Accura is developed as a digitalized occlusion measurement device with the capability of real-time measurement and data record.²⁰ Its capability includes not only recording the occlusal point and force, but also the timing of the occlusion. Therefore, it can provide accurate individual occlusion data for the computer simulation such as finite element analysis or occlusal measurement related quantitative study. Further development of this device into a necessary equipment in various dynamic analysis including computer simulation is expected.

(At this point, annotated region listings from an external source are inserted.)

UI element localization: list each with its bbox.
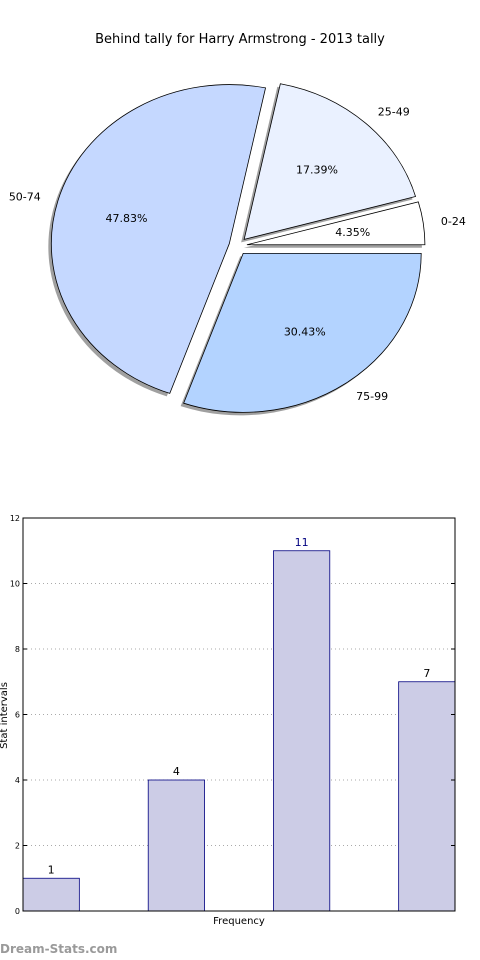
pie-chart: Behind tally for Harry Armstrong - 2013 …: [9, 32, 466, 416]
bar-value-label: 7: [423, 667, 430, 680]
pie-slice-0-24: [246, 201, 426, 246]
pie-percent-label: 17.39%: [296, 164, 338, 177]
y-axis-label: Stat intervals: [0, 682, 10, 749]
bar-0-24: [22, 877, 80, 912]
y-tick-label: 12: [10, 514, 20, 523]
bar-25-49: [147, 779, 205, 912]
bar-75-99: [398, 681, 456, 912]
bar-value-label: 1: [48, 863, 55, 876]
pie-slice-50-74: [50, 84, 267, 394]
y-tick-label: 4: [15, 776, 20, 785]
x-axis-label: Frequency: [213, 916, 265, 927]
bar-50-74: [273, 550, 331, 912]
bar-value-label: 4: [173, 765, 180, 778]
pie-slice-label: 0-24: [441, 215, 466, 228]
y-tick-label: 2: [15, 842, 20, 851]
pie-slice-label: 75-99: [356, 390, 388, 403]
pie-slice-25-49: [243, 83, 417, 240]
pie-slice-75-99: [183, 252, 422, 413]
y-tick-label: 8: [15, 645, 20, 654]
y-tick-label: 0: [15, 907, 20, 916]
pie-slices: [50, 83, 426, 413]
pie-percent-label: 47.83%: [106, 212, 148, 225]
bar-value-label: 11: [295, 536, 309, 549]
pie-percent-label: 30.43%: [284, 325, 326, 338]
pie-slice-label: 50-74: [9, 190, 41, 203]
pie-slice-label: 25-49: [378, 106, 410, 119]
grid-lines: [23, 583, 455, 846]
y-tick-label: 10: [10, 580, 20, 589]
pie-title: Behind tally for Harry Armstrong - 2013 …: [95, 32, 385, 47]
y-tick-label: 6: [15, 711, 20, 720]
bar-chart: 1 4 11 7 0 2 4 6 8 10 12 Frequency Stat intervals: [0, 514, 456, 927]
watermark: Dream-Stats.com: [0, 942, 118, 956]
pie-percent-label: 4.35%: [335, 226, 370, 239]
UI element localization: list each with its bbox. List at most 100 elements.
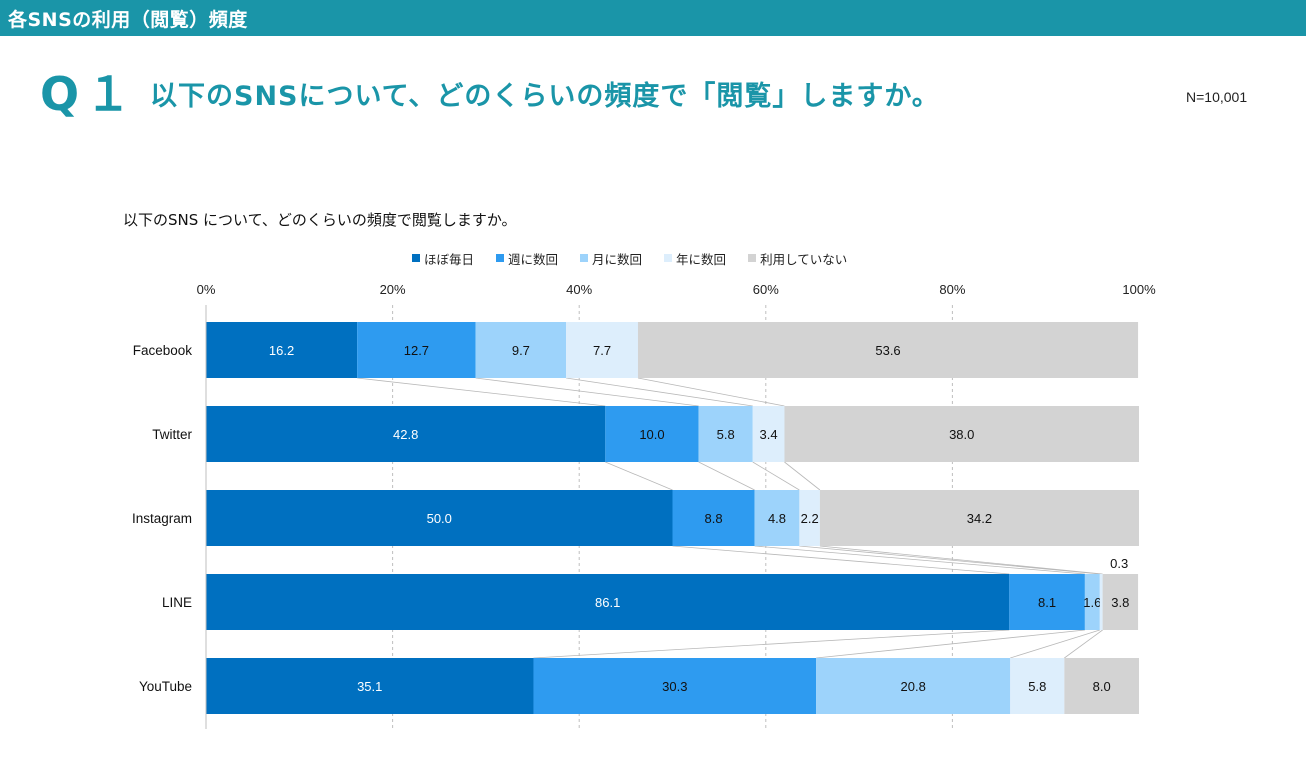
data-label: 7.7: [593, 343, 611, 358]
connector-line: [1064, 629, 1103, 659]
data-label: 20.8: [901, 679, 926, 694]
connector-line: [533, 629, 1010, 659]
data-label: 50.0: [427, 511, 452, 526]
category-label: YouTube: [139, 679, 192, 694]
bar-segment: [206, 406, 606, 462]
chart-legend: ほぼ毎日 週に数回 月に数回 年に数回 利用していない: [412, 249, 869, 268]
bar-segment: [754, 490, 800, 546]
x-tick-label: 20%: [380, 282, 406, 297]
data-label: 8.0: [1093, 679, 1111, 694]
bar-segment: [1099, 574, 1103, 630]
legend-label-weekly: 週に数回: [508, 251, 559, 267]
data-label: 35.1: [357, 679, 382, 694]
bar-segment: [698, 406, 753, 462]
legend-swatch-yearly: [664, 254, 673, 262]
legend-swatch-weekly: [496, 254, 505, 262]
connector-line: [672, 545, 1010, 575]
bar-segment: [206, 490, 673, 546]
bar-segment: [605, 406, 699, 462]
category-label: Facebook: [133, 343, 193, 358]
x-tick-label: 0%: [197, 282, 216, 297]
data-label: 10.0: [639, 427, 664, 442]
bar-segment: [475, 322, 567, 378]
legend-label-daily: ほぼ毎日: [424, 251, 475, 267]
data-label: 5.8: [717, 427, 735, 442]
bar-segment: [1084, 574, 1100, 630]
data-label: 1.6: [1083, 595, 1101, 610]
data-label: 86.1: [595, 595, 620, 610]
legend-item-monthly: 月に数回: [580, 249, 642, 268]
connector-line: [819, 545, 1103, 575]
data-label: 42.8: [393, 427, 418, 442]
data-label: 9.7: [512, 343, 530, 358]
connector-line: [1010, 629, 1100, 659]
data-label: 8.8: [705, 511, 723, 526]
bar-segment: [206, 574, 1010, 630]
category-label: LINE: [162, 595, 192, 610]
data-label: 2.2: [801, 511, 819, 526]
bar-segment: [752, 406, 785, 462]
bar-segment: [1009, 574, 1085, 630]
x-tick-label: 80%: [939, 282, 965, 297]
bar-segment: [566, 322, 638, 378]
data-label: 3.4: [760, 427, 778, 442]
sample-size: N=10,001: [1186, 89, 1248, 105]
data-label: 3.8: [1111, 595, 1129, 610]
legend-item-not-used: 利用していない: [748, 249, 847, 268]
x-tick-label: 100%: [1122, 282, 1156, 297]
question-number: Q１: [40, 67, 138, 121]
bar-segment: [784, 406, 1139, 462]
connector-line: [752, 461, 800, 491]
connector-line: [605, 461, 673, 491]
bar-segment: [357, 322, 476, 378]
header-band: 各SNSの利用（閲覧）頻度: [0, 0, 1306, 36]
category-label: Twitter: [152, 427, 192, 442]
bar-segment: [816, 658, 1011, 714]
connector-line: [816, 629, 1085, 659]
data-label: 4.8: [768, 511, 786, 526]
connector-line: [698, 461, 755, 491]
connector-line: [799, 545, 1100, 575]
connector-line: [566, 377, 753, 407]
legend-label-yearly: 年に数回: [676, 251, 727, 267]
question-text: 以下のSNSについて、どのくらいの頻度で「閲覧」しますか。: [150, 81, 940, 112]
legend-item-daily: ほぼ毎日: [412, 249, 474, 268]
bar-segment: [819, 490, 1139, 546]
x-tick-label: 40%: [566, 282, 592, 297]
bar-segment: [672, 490, 755, 546]
chart-title: 以下のSNS について、どのくらいの頻度で閲覧しますか。: [123, 211, 517, 229]
bar-segment: [206, 658, 534, 714]
bar-segment: [637, 322, 1139, 378]
legend-swatch-daily: [412, 254, 420, 262]
bar-segment: [1010, 658, 1065, 714]
connector-line: [357, 377, 606, 407]
data-label: 0.3: [1110, 556, 1128, 571]
legend-label-not-used: 利用していない: [760, 251, 848, 267]
data-label: 5.8: [1028, 679, 1046, 694]
data-label: 16.2: [269, 343, 294, 358]
connector-line: [784, 461, 821, 491]
connector-line: [754, 545, 1085, 575]
bar-segment: [1102, 574, 1139, 630]
legend-swatch-not-used: [748, 254, 757, 262]
page-header-title: 各SNSの利用（閲覧）頻度: [8, 9, 248, 31]
connector-line: [637, 377, 785, 407]
category-label: Instagram: [132, 511, 192, 526]
legend-swatch-monthly: [580, 254, 589, 262]
data-label: 53.6: [875, 343, 900, 358]
bar-segment: [206, 322, 358, 378]
bar-segment: [1064, 658, 1139, 714]
data-label: 38.0: [949, 427, 974, 442]
data-label: 30.3: [662, 679, 687, 694]
legend-item-weekly: 週に数回: [496, 249, 558, 268]
data-label: 8.1: [1038, 595, 1056, 610]
bar-segment: [799, 490, 820, 546]
x-tick-label: 60%: [753, 282, 779, 297]
data-label: 34.2: [967, 511, 992, 526]
bar-segment: [533, 658, 817, 714]
legend-label-monthly: 月に数回: [592, 251, 643, 267]
connector-line: [475, 377, 699, 407]
data-label: 12.7: [404, 343, 429, 358]
legend-item-yearly: 年に数回: [664, 249, 726, 268]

The results of the present study showed that the variations in outcome were considerable and could not be considered as negligible. It can be assumed that the result of a single experimental modality may only represent a single situation and cannot be applied as a universal interpretation of biomechanical behavior. The biomechanics of a treatment protocol can be affected by various factors, especially occlusal pattern, and therefore, its clinical performance prediction via finite element study may only deserve for limited validity. Based on the result of this study, it would be highly desirable in finite element analysis that various loading conditions both in terms of magnitude and distribution to be provided for realistic prediction of the results. Yet, there is little information regarding the sufficient range of various loading conditions to cover the real clinical situations. Further studies would be required to decide the sufficient range of various loading conditions and occlusion in order to raise the predictability of finite element analysis in dentistry.

Different occlusal loading conditions lead to different stress distribution pattern. The Arbitrary occlusion and realistic occlusion that was acquired from Accura showed considerably different result in terms of maximum von Mises stress and maximum displacement level.

In finite element analysis, it is recommended to simulate with occlusal contact point and force that are based on accurate measurement.